Kubernetes Storage – Dynamic Provisioning using Storage Classes

Introduction

In previous post, we learned that Kubernetes Persistent Volume Subsystem decouples data from application pods and containers and abstracts implementation details. The main components are as follows:

  • PersistentVolume (expose external storage to a PV)
  • PersistentVolumeClaim (a request for persistent volume)
  • StorageClasses (for dynamic provisioning)

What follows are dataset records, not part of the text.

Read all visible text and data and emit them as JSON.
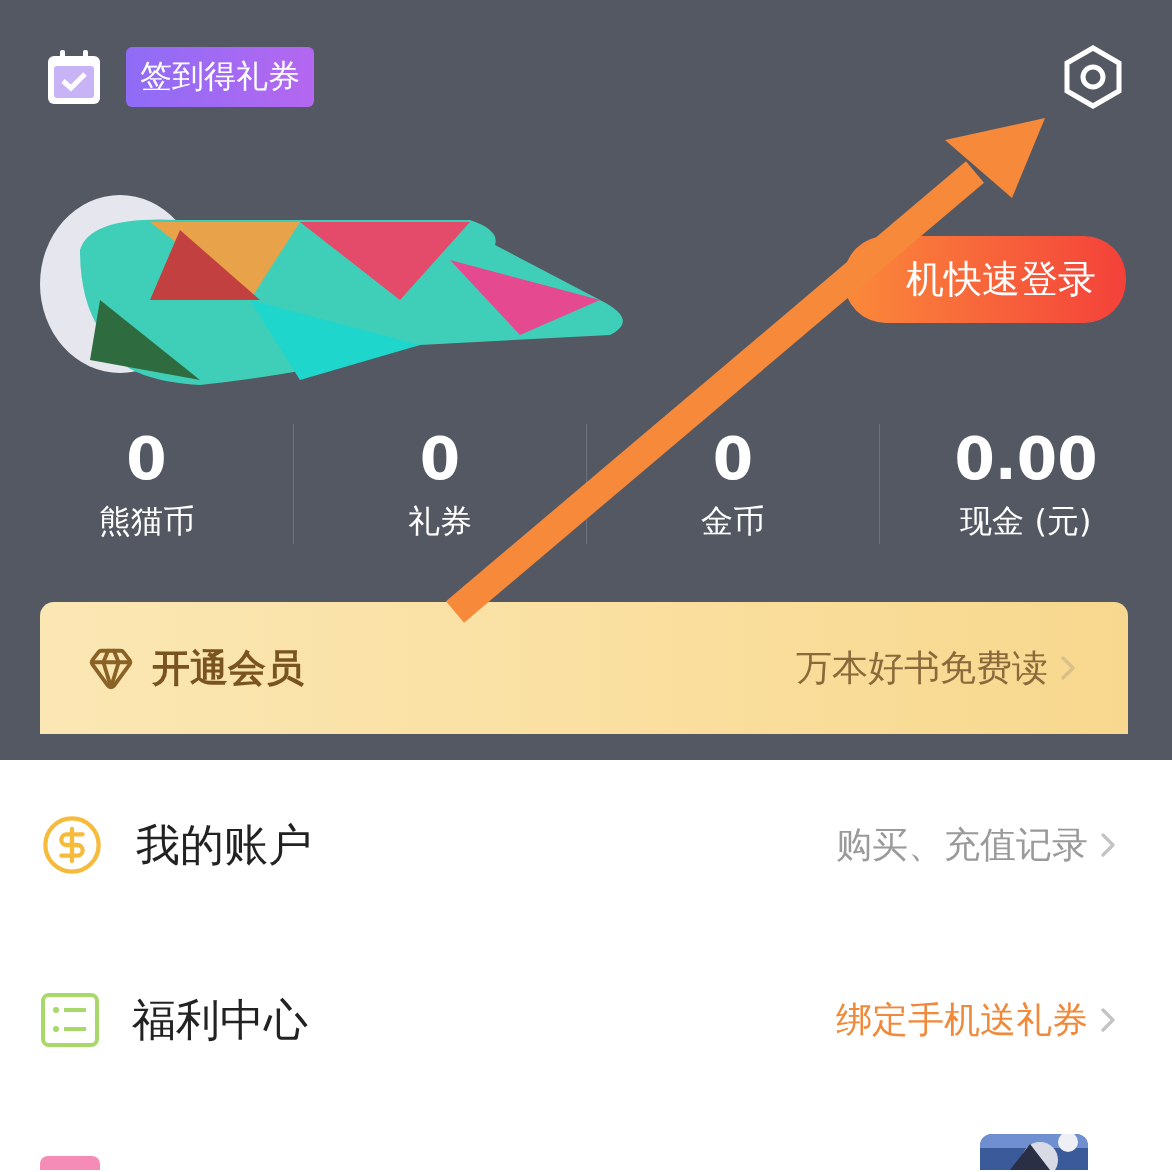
{
  "header": {
    "checkin_badge": "签到得礼券",
    "login_button": "机快速登录"
  },
  "stats": [
    {
      "value": "0",
      "label": "熊猫币"
    },
    {
      "value": "0",
      "label": "礼券"
    },
    {
      "value": "0",
      "label": "金币"
    },
    {
      "value": "0.00",
      "label": "现金 (元)"
    }
  ],
  "vip_banner": {
    "title": "开通会员",
    "subtitle": "万本好书免费读"
  },
  "menu": [
    {
      "kind": "account",
      "title": "我的账户",
      "hint": "购买、充值记录",
      "highlight": false
    },
    {
      "kind": "welfare",
      "title": "福利中心",
      "hint": "绑定手机送礼券",
      "highlight": true
    },
    {
      "kind": "cut_off"
    }
  ]
}
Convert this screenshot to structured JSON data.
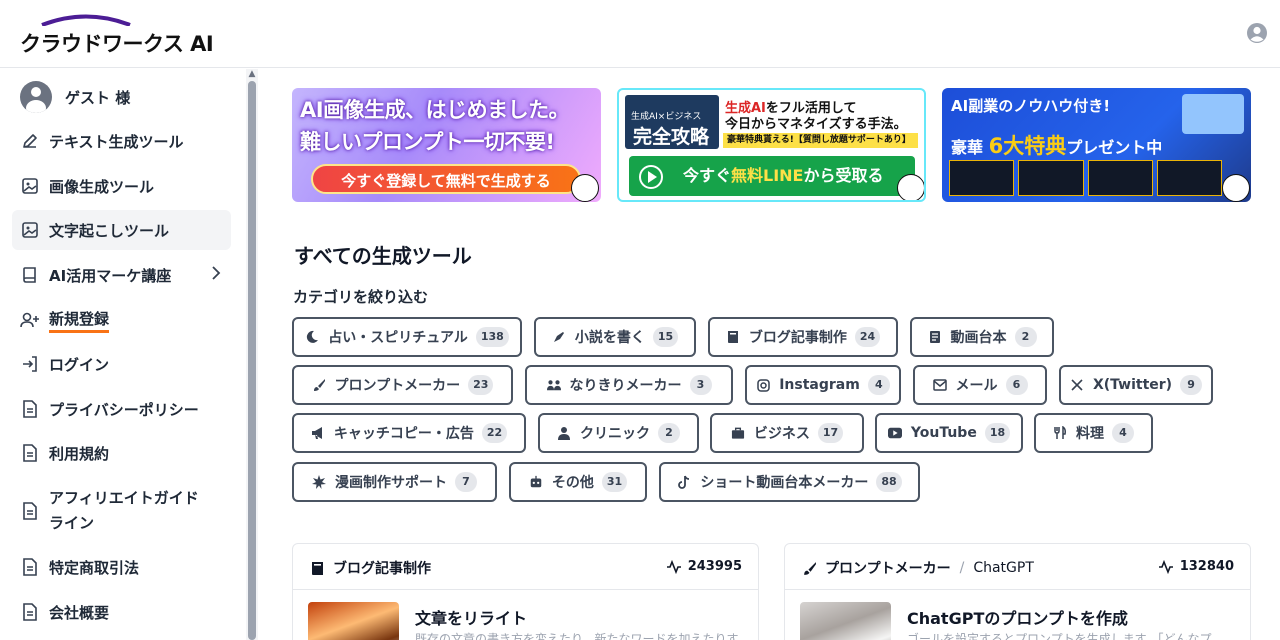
{
  "header": {
    "logo_text": "クラウドワークス AI",
    "user_icon": "user-circle-icon"
  },
  "sidebar": {
    "guest_label": "ゲスト 様",
    "items": [
      {
        "label": "テキスト生成ツール",
        "icon": "pencil-icon"
      },
      {
        "label": "画像生成ツール",
        "icon": "image-icon"
      },
      {
        "label": "文字起こしツール",
        "icon": "image-icon",
        "active": true
      },
      {
        "label": "AI活用マーケ講座",
        "icon": "book-icon",
        "has_submenu": true
      },
      {
        "label": "新規登録",
        "icon": "user-plus-icon",
        "accent_underline": "#f97316"
      },
      {
        "label": "ログイン",
        "icon": "login-icon"
      },
      {
        "label": "プライバシーポリシー",
        "icon": "document-icon"
      },
      {
        "label": "利用規約",
        "icon": "document-icon"
      },
      {
        "label": "アフィリエイトガイドライン",
        "line1": "アフィリエイトガイド",
        "line2": "ライン",
        "icon": "document-icon"
      },
      {
        "label": "特定商取引法",
        "icon": "document-icon"
      },
      {
        "label": "会社概要",
        "icon": "document-icon"
      }
    ]
  },
  "banners": [
    {
      "line1": "AI画像生成、はじめました。",
      "line2": "難しいプロンプト一切不要!",
      "cta": "今すぐ登録して無料で生成する"
    },
    {
      "badge_small": "生成AI×ビジネス",
      "badge_big": "完全攻略",
      "head_red": "生成AI",
      "head1_rest": "をフル活用して",
      "head2": "今日からマネタイズする手法。",
      "strip": "豪華特典貰える!【質問し放題サポートあり】",
      "cta_pre": "今すぐ",
      "cta_highlight": "無料LINE",
      "cta_post": "から受取る"
    },
    {
      "line1": "AI副業のノウハウ付き!",
      "line2_pre": "豪華",
      "line2_highlight": "6大特典",
      "line2_post": "プレゼント中"
    }
  ],
  "main": {
    "section_title": "すべての生成ツール",
    "filter_title": "カテゴリを絞り込む"
  },
  "categories": [
    {
      "label": "占い・スピリチュアル",
      "count": "138",
      "icon": "moon-icon"
    },
    {
      "label": "小説を書く",
      "count": "15",
      "icon": "feather-pen-icon"
    },
    {
      "label": "ブログ記事制作",
      "count": "24",
      "icon": "book-icon"
    },
    {
      "label": "動画台本",
      "count": "2",
      "icon": "script-icon"
    },
    {
      "label": "プロンプトメーカー",
      "count": "23",
      "icon": "brush-icon"
    },
    {
      "label": "なりきりメーカー",
      "count": "3",
      "icon": "people-icon"
    },
    {
      "label": "Instagram",
      "count": "4",
      "icon": "instagram-icon"
    },
    {
      "label": "メール",
      "count": "6",
      "icon": "envelope-icon"
    },
    {
      "label": "X(Twitter)",
      "count": "9",
      "icon": "x-logo-icon"
    },
    {
      "label": "キャッチコピー・広告",
      "count": "22",
      "icon": "megaphone-icon"
    },
    {
      "label": "クリニック",
      "count": "2",
      "icon": "doctor-icon"
    },
    {
      "label": "ビジネス",
      "count": "17",
      "icon": "briefcase-icon"
    },
    {
      "label": "YouTube",
      "count": "18",
      "icon": "youtube-icon"
    },
    {
      "label": "料理",
      "count": "4",
      "icon": "utensils-icon"
    },
    {
      "label": "漫画制作サポート",
      "count": "7",
      "icon": "burst-icon"
    },
    {
      "label": "その他",
      "count": "31",
      "icon": "robot-icon"
    },
    {
      "label": "ショート動画台本メーカー",
      "count": "88",
      "icon": "tiktok-icon"
    }
  ],
  "cards": [
    {
      "category": "ブログ記事制作",
      "sub": "",
      "count": "243995",
      "title": "文章をリライト",
      "desc": "既存の文章の書き方を変えたり、新たなワードを加えたりす",
      "icon": "book-icon"
    },
    {
      "category": "プロンプトメーカー",
      "sub": "ChatGPT",
      "count": "132840",
      "title": "ChatGPTのプロンプトを作成",
      "desc": "ゴールを設定するとプロンプトを生成します。「どんなプ",
      "icon": "brush-icon"
    }
  ],
  "colors": {
    "accent_orange": "#f97316",
    "line_green": "#16a34a",
    "banner_blue": "#2563eb"
  }
}
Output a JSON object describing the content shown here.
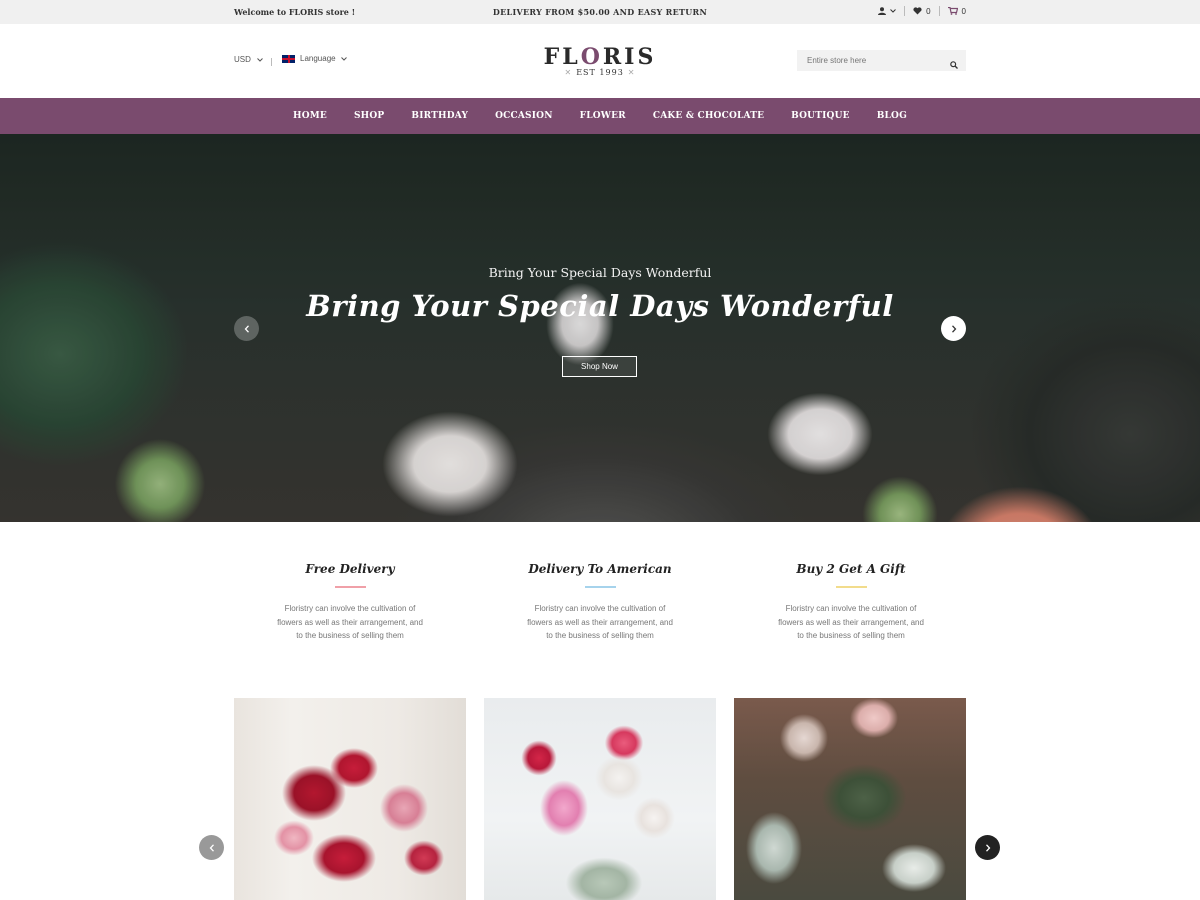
{
  "topbar": {
    "welcome": "Welcome to FLORIS store !",
    "promo": "DELIVERY FROM $50.00 AND EASY RETURN",
    "wishlist_count": "0",
    "cart_count": "0"
  },
  "header": {
    "currency": "USD",
    "language": "Language",
    "logo_name_start": "FL",
    "logo_name_o": "O",
    "logo_name_end": "RIS",
    "logo_est": "EST 1993",
    "search_placeholder": "Entire store here"
  },
  "nav": {
    "items": [
      "HOME",
      "SHOP",
      "BIRTHDAY",
      "OCCASION",
      "FLOWER",
      "CAKE & CHOCOLATE",
      "BOUTIQUE",
      "BLOG"
    ]
  },
  "hero": {
    "subtitle": "Bring Your Special Days Wonderful",
    "title": "Bring Your Special Days Wonderful",
    "button": "Shop Now"
  },
  "features": [
    {
      "title": "Free Delivery",
      "line_color": "#f0a0a8",
      "lines": [
        "Floristry can involve the cultivation of",
        "flowers as well as their arrangement, and",
        "to the business of selling them"
      ]
    },
    {
      "title": "Delivery To American",
      "line_color": "#a6d3ec",
      "lines": [
        "Floristry can involve the cultivation of",
        "flowers as well as their arrangement, and",
        "to the business of selling them"
      ]
    },
    {
      "title": "Buy 2 Get A Gift",
      "line_color": "#f2dc8c",
      "lines": [
        "Floristry can involve the cultivation of",
        "flowers as well as their arrangement, and",
        "to the business of selling them"
      ]
    }
  ],
  "colors": {
    "brand": "#7a4b6e"
  }
}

We then used PersistentVolume and PersistentVolumeClaim in a static provisioning manner along with AWS EBS service to provide storage for our statefull application part (Postgres).

In this post, we will learn discuss StorageClass and will see how this kubernetes object allow for dynamic provisioning which results in greater portability and eliminates the need to manually create the volumes on external storage and then create PV for those. We will see how to use this powerful kubernetes mechanism for our applications storage needs.

A StorageClass (SC) is a type of storage template that can be used to dynamically provision the storage. It is a full on kubernetes API object, you can define it in a YML file, it has a name and some properties. StorgeClass is an immutable object.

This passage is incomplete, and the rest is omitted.